KUALA LUMPUR, April 1 — Datuk Seri Najib Razak today claimed that foreign funding is not taxable in Malaysia, following a report that he was allegedly being billed for RM1.5 billion in income tax owed to the government.
Najib noted that the new administration under Pakatan Harapan had previously accused him of receiving billions in funds from foreign sources, but insisted that such funds would not be subject to tax.
“Firstly, political contribution including from the Saudi Arabia Ministry of Finance is not subject to tax under the law.
“Secondly, as is publicly known, income obtained from abroad are not taxable under taxation laws,” the former Umno president claimed in a Facebook post.
Najib said he was the custodian of party funds, asserting that part of a RM2.6 billion sum that he was accused of receiving was also alleged to have been channelled to political parties for political work. Najib also claimed to have returned a large part of the RM2.6 billion amount.
Earlier today, The Edge Financial Daily reported that the Inland Revenue Board (IRB) has billed Najib for an extra RM1.5 billion of income tax which it said was due between 2011 and 2017.
The financial paper quoted anonymous sources saying that Najib had undeclared taxable income of close to RM4 billion during that period — which also included the RM2.6 billion that Najib has insisted was a donation he received from Saudi Arabia.
In his Facebook post today, Najib did not directly confirm receiving such a demand for RM1.5 billion in unpaid taxes or the news report.

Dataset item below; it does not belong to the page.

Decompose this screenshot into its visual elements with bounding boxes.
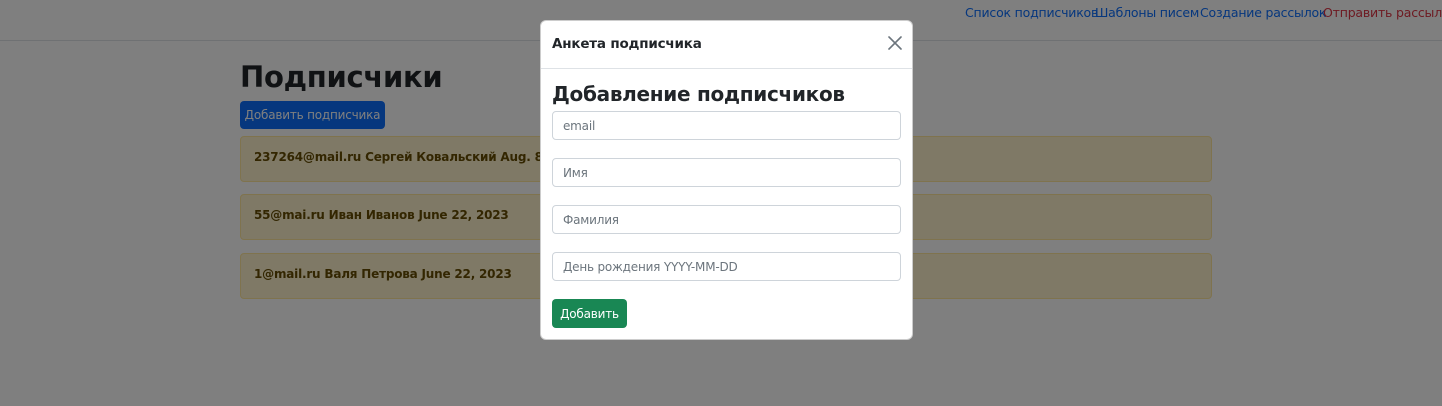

But he alleged that the government could leak information on tax matters of any individual to the media if it was beneficial to them politically and even if such details are meant to be confidential in law.

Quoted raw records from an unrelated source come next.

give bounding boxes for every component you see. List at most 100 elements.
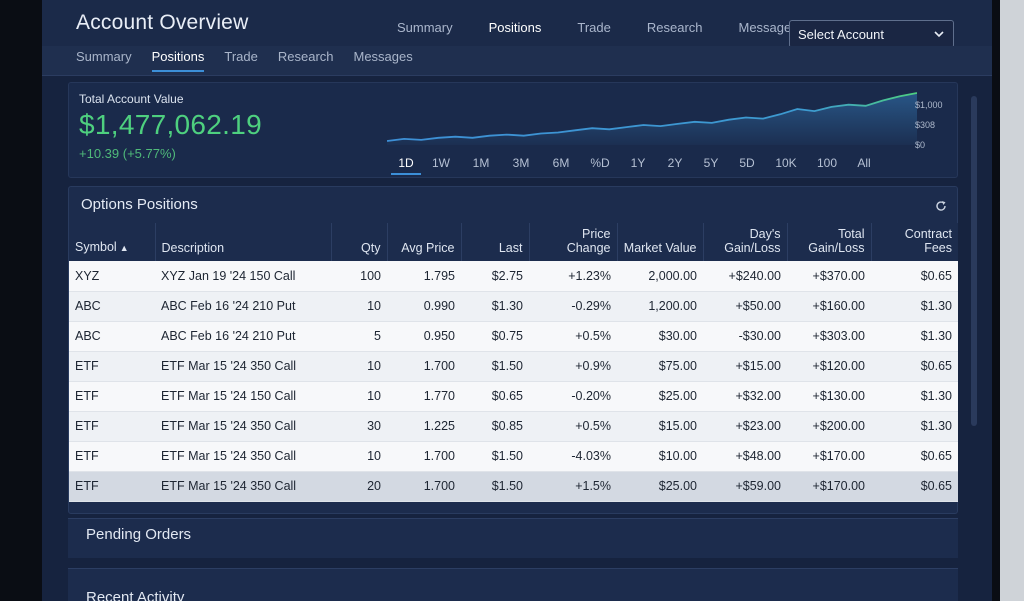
range-5y[interactable]: 5Y xyxy=(693,156,729,175)
cell-symbol[interactable]: ETF xyxy=(69,351,155,382)
tab-trade[interactable]: Trade xyxy=(224,49,257,72)
cell-last-price: $1.50 xyxy=(461,471,529,502)
account-value-panel: Total Account Value $1,477,062.19 +10.39… xyxy=(68,82,958,178)
cell-description: ETF Mar 15 '24 150 Call xyxy=(155,381,331,412)
cell-price-change: +0.9% xyxy=(529,351,617,382)
table-header-row: Symbol ▲ Description Qty Avg Price Last P… xyxy=(69,223,958,261)
range-pd[interactable]: %D xyxy=(581,156,619,175)
top-nav: Summary Positions Trade Research Message… xyxy=(397,20,834,35)
top-nav-positions[interactable]: Positions xyxy=(489,20,542,35)
table-row[interactable]: ETF ETF Mar 15 '24 350 Call 10 1.700 $1.50 -4… xyxy=(69,441,958,472)
app-screen: Account Overview Summary Positions Trade… xyxy=(42,0,992,601)
cell-symbol[interactable]: ETF xyxy=(69,411,155,442)
cell-qty: 30 xyxy=(331,411,387,442)
cell-symbol[interactable]: XYZ xyxy=(69,261,155,292)
cell-market-value: $25.00 xyxy=(617,471,703,502)
column-header-total-gain-loss[interactable]: Total Gain/Loss xyxy=(787,223,872,261)
cell-avg-price: 1.795 xyxy=(387,261,461,292)
cell-days-gain-loss: +$15.00 xyxy=(703,351,787,382)
cell-description: XYZ Jan 19 '24 150 Call xyxy=(155,261,331,292)
cell-price-change: +1.23% xyxy=(529,261,617,292)
cell-days-gain-loss: +$48.00 xyxy=(703,441,787,472)
table-row[interactable]: ETF ETF Mar 15 '24 350 Call 30 1.225 $0.85 +0… xyxy=(69,411,958,442)
tab-messages[interactable]: Messages xyxy=(354,49,413,72)
cell-symbol[interactable]: ABC xyxy=(69,291,155,322)
cell-symbol[interactable]: ETF xyxy=(69,441,155,472)
cell-price-change: -4.03% xyxy=(529,441,617,472)
cell-description: ABC Feb 16 '24 210 Put xyxy=(155,321,331,352)
axis-label-bottom: $0 xyxy=(915,140,926,150)
range-6m[interactable]: 6M xyxy=(541,156,581,175)
column-header-days-gain-loss[interactable]: Day's Gain/Loss xyxy=(703,223,788,261)
column-header-symbol[interactable]: Symbol ▲ xyxy=(69,223,156,261)
cell-market-value: 2,000.00 xyxy=(617,261,703,292)
column-header-description[interactable]: Description xyxy=(155,223,332,261)
cell-total-gain-loss: +$170.00 xyxy=(787,441,871,472)
cell-avg-price: 1.700 xyxy=(387,471,461,502)
range-2y[interactable]: 2Y xyxy=(657,156,693,175)
top-bar: Account Overview Summary Positions Trade… xyxy=(42,0,992,48)
cell-contract-fees: $1.30 xyxy=(871,411,958,442)
table-row[interactable]: ETF ETF Mar 15 '24 150 Call 10 1.770 $0.65 -0… xyxy=(69,381,958,412)
range-1d[interactable]: 1D xyxy=(391,156,421,175)
tab-research[interactable]: Research xyxy=(278,49,334,72)
column-header-price-change[interactable]: Price Change xyxy=(529,223,618,261)
top-nav-summary[interactable]: Summary xyxy=(397,20,453,35)
cell-avg-price: 1.700 xyxy=(387,441,461,472)
vertical-scrollbar[interactable] xyxy=(971,96,977,426)
axis-label-top: $1,000 xyxy=(915,100,943,110)
table-row[interactable]: ETF ETF Mar 15 '24 350 Call 20 1.700 $1.50 +1… xyxy=(69,471,958,502)
cell-description: ETF Mar 15 '24 350 Call xyxy=(155,351,331,382)
table-row[interactable]: ABC ABC Feb 16 '24 210 Put 5 0.950 $0.75 +0.5… xyxy=(69,321,958,352)
column-header-avg-price[interactable]: Avg Price xyxy=(387,223,462,261)
top-nav-research[interactable]: Research xyxy=(647,20,703,35)
column-header-last[interactable]: Last xyxy=(461,223,530,261)
cell-qty: 20 xyxy=(331,471,387,502)
range-1m[interactable]: 1M xyxy=(461,156,501,175)
tab-positions[interactable]: Positions xyxy=(151,49,205,72)
range-1w[interactable]: 1W xyxy=(421,156,461,175)
cell-last-price: $0.75 xyxy=(461,321,529,352)
column-header-qty[interactable]: Qty xyxy=(331,223,388,261)
range-100[interactable]: 100 xyxy=(807,156,847,175)
top-nav-trade[interactable]: Trade xyxy=(577,20,610,35)
pending-orders-title: Pending Orders xyxy=(86,526,192,543)
cell-symbol[interactable]: ETF xyxy=(69,471,155,502)
cell-avg-price: 1.700 xyxy=(387,351,461,382)
table-row[interactable]: ETF ETF Mar 15 '24 350 Call 10 1.700 $1.50 +0… xyxy=(69,351,958,382)
range-3m[interactable]: 3M xyxy=(501,156,541,175)
table-row[interactable]: XYZ XYZ Jan 19 '24 150 Call 100 1.795 $2.75 +… xyxy=(69,261,958,292)
column-header-market-value[interactable]: Market Value xyxy=(617,223,704,261)
range-5d[interactable]: 5D xyxy=(729,156,765,175)
cell-avg-price: 1.770 xyxy=(387,381,461,412)
cell-qty: 10 xyxy=(331,351,387,382)
cell-contract-fees: $1.30 xyxy=(871,291,958,322)
column-header-contract-fees[interactable]: Contract Fees xyxy=(871,223,958,261)
cell-last-price: $1.30 xyxy=(461,291,529,322)
range-all[interactable]: All xyxy=(847,156,881,175)
recent-activity-section[interactable]: Recent Activity xyxy=(68,568,958,601)
recent-activity-title: Recent Activity xyxy=(86,589,185,601)
refresh-icon[interactable] xyxy=(935,200,947,212)
cell-description: ETF Mar 15 '24 350 Call xyxy=(155,411,331,442)
options-positions-table: Symbol ▲ Description Qty Avg Price Last P… xyxy=(69,223,958,502)
table-row[interactable]: ABC ABC Feb 16 '24 210 Put 10 0.990 $1.30 -0.… xyxy=(69,291,958,322)
cell-last-price: $1.50 xyxy=(461,441,529,472)
cell-symbol[interactable]: ETF xyxy=(69,381,155,412)
pending-orders-section[interactable]: Pending Orders xyxy=(68,518,958,558)
range-1y[interactable]: 1Y xyxy=(619,156,657,175)
cell-symbol[interactable]: ABC xyxy=(69,321,155,352)
axis-label-mid: $308 xyxy=(915,120,936,130)
select-account-label: Select Account xyxy=(798,27,884,42)
cell-days-gain-loss: +$23.00 xyxy=(703,411,787,442)
options-positions-title: Options Positions xyxy=(81,196,198,213)
cell-days-gain-loss: +$59.00 xyxy=(703,471,787,502)
range-10k[interactable]: 10K xyxy=(765,156,807,175)
cell-last-price: $2.75 xyxy=(461,261,529,292)
select-account-dropdown[interactable]: Select Account xyxy=(789,20,954,48)
cell-total-gain-loss: +$130.00 xyxy=(787,381,871,412)
tab-summary[interactable]: Summary xyxy=(76,49,132,72)
cell-market-value: $25.00 xyxy=(617,381,703,412)
cell-contract-fees: $1.30 xyxy=(871,381,958,412)
cell-contract-fees: $0.65 xyxy=(871,351,958,382)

The Edge today also quoted tax experts saying donations are subject to income tax, and Najib have committed an offence by not declaring the RM2.6 billion as his income, regardless of the source.
Last year, Najib had admitted that he did not verify the source of the RM2.6 billion that ended up in his bank account, which had allegedly been siphoned from 1Malaysia Development Bhd (1MDB).
Speaking to Al Jazeera’s 101 East show, the former prime minister said he had assumed the money was “donations” connected to Saudi Arabia’s King Abdullah bin Abdulaziz Al Saud after the latter gave assurance of his support.
Najib is facing multiple charges linked to funds belonging to 1MDB and its former unit SRC International Sdn Bhd.
His first 1MDB-linked trial is set to begin this Wednesday, while another trial is scheduled to start from April 15.